Work the checklist in order, validating every step → invoke data-contracts. Declare and assert join cardinality before each merge; reconcile row counts and totals after. The doer calls the checker — do not hand-roll validation.
Log every consequential choice with its WHY, writing to disk after every couple of actions.decisions.yaml is disk-as-RAM: it survives /clear and compaction and is the audit trail wrong-number-debugging will use.
Any step that drops/filters/winsorizes/dedups-non-trivially/recodes-a-reported-grouping, or moves a number the user has already seen → STOP and invoke analysis-checkpoints. Record your recommendation and the WHY, then let the user decide. Don't smuggle a sample change in as tidying.
If reconciliation to source totals FAILS → STOP and invoke wrong-number-debugging. Bisect the cleaning pipeline to the exact bad step using decisions.yaml and the active phase YAML as your map; never patch the total to match.

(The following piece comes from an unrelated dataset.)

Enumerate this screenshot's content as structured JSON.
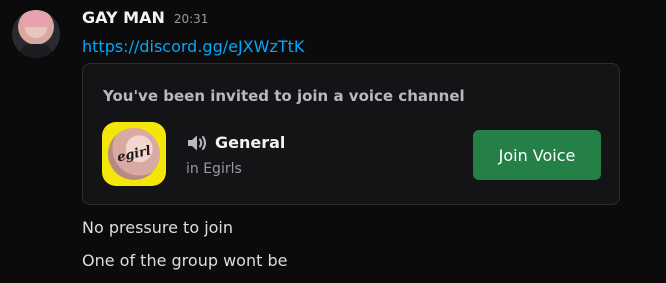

When Phase 1's checklist is fully ticked and the clean dataset reconciles → invoke executing-analysis-plans. The clean, validated dataset is built; return to the spine for variable construction → primary spec → robustness → verification. Do not start estimating here.
The bottom line
Clean dataset, built well → phased checklist ticked, every consequential choice logged with WHY, every join asserted and reconciled, sample changes brought to the user, docs/analysis resumable from index.yaml
Otherwise → a cleaned dataset nobody can audit, hiding the sample-reshaping decision that quietly determined the answer
The cleaning is the analysis. Write down why, or you can't defend the number.